The framework has given employees a consistent understanding – no matter where in the business, or world, they are – of how they fit into the organisation, how they can progress, what their strengths are and what they need to grow and develop.
Simultaneously, the team built a correlated the Leadership@Dentsu model. Mapping the behaviours, mindsets, and level-specific requirements for leaders, it has not only informed the experience of people looking for progression, but created the backbone of the firm’s 360-degree feedback system.
Feedback is gathered three times a year – and with 99% of participants reporting that the experience has been valuable, the framework is clearly successful.
Dentsu’s talent mapping generated a huge amount of data. By the end of the first year of implementation, four in five (80%) had all four key data points; 92% had an overall performance descriptor.
For the first time, Dentsu was able to accurately identify its talent streams. Immediately, it could target a transformative development programme at its rising stars.
Creating three major development streams – one each for senior leaders, mid-level female leaders, and junior leaders – the company brought in its first cohort of 589 trainees.
The results were astounding, with a 60% career progression rate in 12 months, compared with a 35% company-wide population, and attrition of just 10% compared to the year’s average of 20%.
The next year’s intake, of 832 participants, added an additional stream for client-facing staff.
One participant from the year one female leadership course said: “The course got me started on exploring what I enjoy doing and where I want to take my career. Thank you – it has been life changing.”

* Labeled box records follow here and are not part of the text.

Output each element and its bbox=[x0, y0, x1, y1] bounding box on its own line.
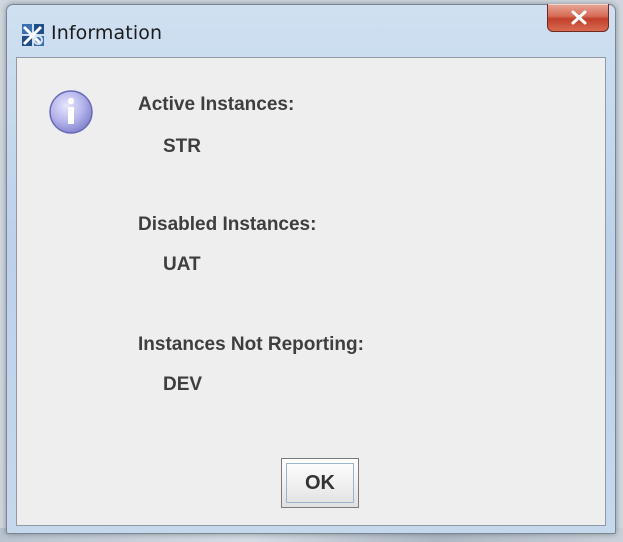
close-button[interactable] bbox=[547, 4, 609, 32]
information-dialog: Information Active Instances: STR Disabl… bbox=[6, 4, 616, 534]
ok-button[interactable]: OK bbox=[281, 458, 359, 508]
window-title: Information bbox=[51, 22, 163, 44]
app-logo-icon bbox=[21, 23, 45, 47]
active-instances-heading: Active Instances: bbox=[138, 94, 295, 115]
info-icon bbox=[47, 88, 95, 136]
disabled-instances-heading: Disabled Instances: bbox=[138, 214, 317, 235]
title-bar[interactable]: Information bbox=[7, 4, 615, 57]
disabled-instances-value: UAT bbox=[163, 254, 201, 275]
active-instances-value: STR bbox=[163, 136, 201, 157]
not-reporting-value: DEV bbox=[163, 374, 203, 395]
close-icon bbox=[571, 10, 587, 25]
ok-button-label: OK bbox=[286, 463, 354, 503]
not-reporting-heading: Instances Not Reporting: bbox=[138, 334, 364, 355]
dialog-content: Active Instances: STR Disabled Instances… bbox=[16, 57, 606, 526]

Most encouraging for Dentsu’s talent team is that the programme has achieved 98% engagement with talent mapping: employees actively want to map their talent profile, as they now understand how useful it can be to their own progression.
“It’s a significant, pan-business project,” said one judge.
“The clear objectives and alignment of strategy with business goals are excellent – and I like how it has evolved over time to keep meeting business goals.”
Another added: “It’s a really creative and impressive submission. Outstanding.”